According to a survey of UK businesses recently conducted by BT, many firms which could be affected by the 2003 Money Laundering Regulations are unaware of the implications of the legislation.
In addition to affecting financial service providers, the regulations, which came into force at the beginning of April, apply to 'dealers in high value goods'.
Although this has largely been taken by businesses to mean art and antique dealers, jewellers, and retailers of goods such as cars and boats, wholesalers and those dealing in low value goods such as clothing may also come under the umbrella of the regulations, if they receive sufficiently large cash payments (currently over £10,000).
Speaking to the Accountingweb news service this week, fraud and money laundering expert with accounting firm Carter Backer Winter, David Cafferty suggested that:
"I believe that as many as 90% of firms who should know about the new rules are unaware of them."

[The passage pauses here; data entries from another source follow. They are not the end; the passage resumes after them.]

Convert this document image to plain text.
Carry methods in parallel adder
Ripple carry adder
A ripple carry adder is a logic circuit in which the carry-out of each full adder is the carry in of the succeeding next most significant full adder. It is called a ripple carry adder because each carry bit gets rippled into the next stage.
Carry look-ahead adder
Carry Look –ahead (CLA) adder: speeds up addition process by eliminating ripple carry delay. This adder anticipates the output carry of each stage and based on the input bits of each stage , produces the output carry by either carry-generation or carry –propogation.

He went on to reveal that businesses which are considered to be high value dealers (HVDs) for the purposes of the legislation will be obliged to register themselves with Customs and Excise, and will additionally need to appoint and train a Money Laundering Reporting Officer (MLRO).
"If VAT inspectors notice you do a lot of cash transactions, some of which are more than £10,500, they can ask to see your registration and speak to your MLRO. If you do not have them, you could be in big trouble," Mr Cafferty warned.